7

876 61 0
                                    


”Aku Karel, dan kamu?”

”(Namakamu),”

Ketika (namakamu) masuk ke dalam mobil Karel, hal yang pertama kali (namakamu) pikirkan adalah kalau dia sedang duduk di sebelah seorang pembunuh. (Namakamu) bergidik, di saat seperti ini dia mengharapkan kalau pria di sebelahnya ini masih memiliki sedikitnya sifat manusiawi.

”Kayaknya aku pernah liat kamu deh,” tanya Karel saat mobil berhenti di traffic light.

”Oh ya?” Saatnya berakting pikun, pikir (namakamu), seraya menggaruk tengkuknya yang sama sekali tidak gatal.

”Iya, wajah kamu kayak nggak asing,” Karel menoleh ke arah (namakamu), dan meneliti wajah (namakamu) lama.

”Dimana? Mungkin kalau kamu rinciin tempatnya aku bakalan inget,”

”Aku juga lupa,”

LO SODARANYA IQBAAL KAN? NGGAK HERAN! Geram (namakamu) dalam hati.

”Kamu kenapa?” Karel bingung melihat perubahan ekspresi (namakamu), dan secepatnya (namakamu) menggeleng, traffic light menyala hijau, Karel langsung menginjak pedal gas dan mobil berlalu.

*

(Namakamu) berjalan menelusuri lobi kantor dengan mata berat dan kepala yang sangat tidak bisa di ajak berkompromi. Sebisa mungkin (namakamu) membalas sapaan ”selamat pagi” yang di lontarkan oleh karyawan, yang berpas-pasan dengannya.

Tadi malam jelas dia menghambiskan waktunya dengan sangat tidak berguna; pergi ke club malam dan bertingkah seperti gadis murahan. Tanpa (namakamu) ketahui apa imbalan yang akan dia dapatkan setelah bertingkah seperti itu. Meskipun (namakamu) tidak terlalu memfokuskan penglihatannya pada sekitar, tapi sesekali dia menangkap tatapan aneh karyawan yang menusuk ke arahnya. (Namakamu) tidak perduli, yang dia inginkan saat ini hanyalah berbaring di tempat tidur sambil memejamkan mata. Hal itu sepertinya benar-benar (namakamu) realisasikan di kantor. Setelah memastikan kalau bokongnya sudah terjatuh di kursi kerja, dengan sekali gerakan (namakamu) menjatuhkan kepalanya di meja di hadapannya, menggunakan tangan sebagai alas tidak terlalu buruk.

”Permisi,”

Demi tuhan, siapa saja tolong tendang pemilik suara itu.

Dengan sangat berat hati (namakamu) mengangkat wajahnya dan menatap pria di hadapannya dengan mata blur. Sungguh, (namakamu) benar-benar ngantuk. Belum lagi luka di lututnya yang tergores aspal semalam dan kaki kanannya yang masih terasa ingin patah karena tertabrak dengan sangaja.

”Ya?”

”Berkas yang kemarin udah selesai?”

Mata (namakamu) terpejam dan terbuka dengan sangat cepat, dia berusaha menjernihkan penglihatannya.

Jari-jari tangan (namakamu) segera merayap ketumpukan map yang ada di mejanya, menatap sekali lagi wajah pria di hadapannya untuk mengingat warna map, yang tempo hari pria itu berikan.
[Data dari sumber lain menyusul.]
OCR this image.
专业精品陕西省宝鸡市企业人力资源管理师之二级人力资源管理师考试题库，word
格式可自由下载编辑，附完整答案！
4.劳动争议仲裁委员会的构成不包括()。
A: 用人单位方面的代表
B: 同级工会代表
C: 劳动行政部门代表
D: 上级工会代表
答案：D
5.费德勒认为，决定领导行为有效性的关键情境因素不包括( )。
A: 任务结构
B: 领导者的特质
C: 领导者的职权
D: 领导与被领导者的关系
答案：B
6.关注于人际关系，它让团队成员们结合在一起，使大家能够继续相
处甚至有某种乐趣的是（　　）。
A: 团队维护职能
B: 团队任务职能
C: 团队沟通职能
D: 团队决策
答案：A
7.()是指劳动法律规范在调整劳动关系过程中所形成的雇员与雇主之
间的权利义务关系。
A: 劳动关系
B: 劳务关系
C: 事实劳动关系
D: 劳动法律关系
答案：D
”Ini,” setelah mengingat dan menemukan map itu, (namakamu) menyerahkan map berwarna hijau kepada pria itu.

”Tolong antarkan ke ruangan Pak Al,” katanya, ”saya ada urusan yang belum saya selesaikan.” Dan pria itu segera menghambur tanpa memperdulikan wajah ngantuk (namakamu) yang berubah masam.

(Namakamu) menghela napas panjang lalu menyenderkan punggungnya lebih dalam ke kursi kerja, membiarkan sel-sel dalam tubuhnya tenang sejenak.

*

Suara dentingan lift langsung menyadarkan (namakamu) dari keadaan setengah sadarnya. Orang-orang yang berada di ruangan 2m x 2m itu langsung membludak keluar, begitu pun juga dengan (namakamu).(namakamu) melangkah keluar dengan langkah yang sangat mengkhawatirkan, jujur saja, (namakamu) sangat tidak suka dengan keadaanya yang seperti ini; mata berat dan kepala pusing.